正直言うと個人的には国交正常化なんかしなくても良い。旅行なら他に行きたい所があるし、冷麺とか焼酎は日本製でも文句はない。美女軍団と合コンが出来るなら話は別だが、共通の友人も共通の言語もないので無理な相談だろう。むしろ今の独裁政権のまま国交をもったって日本にとっては治安が悪くなるだけのような気がする。しかし、拉致された人や日本人妻の帰国を望み、求める人がいる限り、国交正常化交渉は今やらなければいけない。90年代前半の正常化交渉では、日本が行方不明者(現在の拉致被害者)の消息調査の依頼をしたところ北朝鮮は交渉の場から立ち去った。もし当時の政府が行方不明者を他人事としてしか考えていなかったら、交渉が立ち消えてくれてよかったと思っていたかもしれない。北朝鮮の要求には従軍慰安婦への補償があったが、交渉次第では元慰安婦個人に対して何らかの形で100万か200万の金とか謝罪を得られた可能性があったと思う。元慰安婦本人にしてみれば償って欲しかっただろうけど、北朝鮮政府に交渉を進めてくれと主張できるわけもなく、北朝鮮政府は交渉しなかったのだ。それから年月も立ち、気の毒な元慰安婦は何人も寿命を迎え補償の請求が不可能になったことだろう。僕が国交正常化しなくても良いと思っていたって、政府は泥水かぶってでも交渉を進めないと北朝鮮政府と変わらない。「政府ってそんなもんですけど、何か?」と言う人がいるかもしれないが、そりゃあんたには政府は冷たいかもしれないけど、政府は訪朝前に拉致被害者の救出に全力を尽くすって言ってんじゃん。

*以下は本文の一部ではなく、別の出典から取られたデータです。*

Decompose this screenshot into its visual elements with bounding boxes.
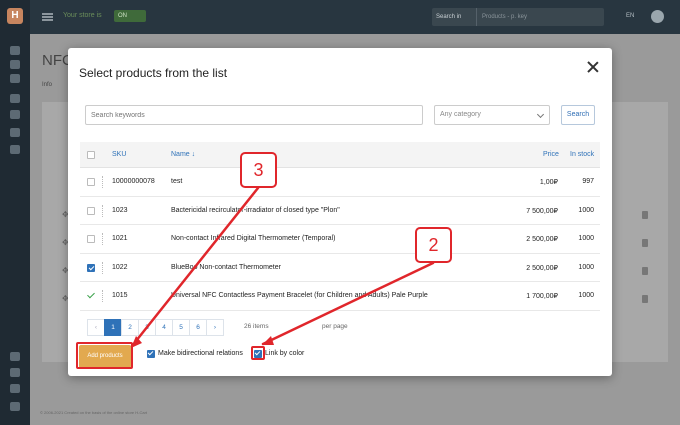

それでも小泉訪朝の支持率が6〜7割(切込隊長BLOG 〜俺様キングダム:日金首脳会談後、大バッシング発生にも関わらず小泉首相の支持率が上昇している件に ついて)で、拉致被害者を救う会あてに非難が相次いでいるそうだ。その内容というのが、「何の権利があって政府を非難するのか」だって。あるに決まってんじゃん。今時お上を非難できないのは北朝鮮くらいだろ。てめえこそ拉致被害者を救う会を非難する権利あんのかよ。被害者家族のように名前も顔もさらして非難してみろ。おそらく政治家を含めほとんどの日本人の共通認識として、北朝鮮は独裁国家、何をするか分ったものじゃない、危険な国だと口にする。拉致被害者の家族のことを思えば、北朝鮮への憤りも沸いてくる。この共通認識には危険性が芽生えているように思えてしょうがない。多様な意見のあるはずの民主的国家が第3国に対して共通の認識を持っているというのは、おそらく過去にろくなことがない。政府の外交がへたくそなのを憎き北朝鮮の暴挙のせいにするために、我々は誘導されているのではないかと疑いたくもなる。たしかにその国の情報がかなり少ないので、しょうがないけど、国民も政治家も必要以上に疑心暗鬼になっているような気がしてきた。そういった疑心の行き先は赤狩りや魔女狩りなどの密告社会を彷彿させる。そろそろ「とてつもない悪い国」と言う認識から、ちっぽけな嫌な国ぐらいに思ってもいていいんじゃないだろうか。そしたら今回の訪朝支持率も5割くらいに落ちただろう。外交を内政に利用するのは政治家の勝手だが、国民が勘違いしてもらっちゃ困るけど、国民全部のために拉致被害者救出に奔走しているわけではない。拉致被害者家族のために動いているのであって、拉致被害者家族の労力が腰の重い政府を動かしたのだ。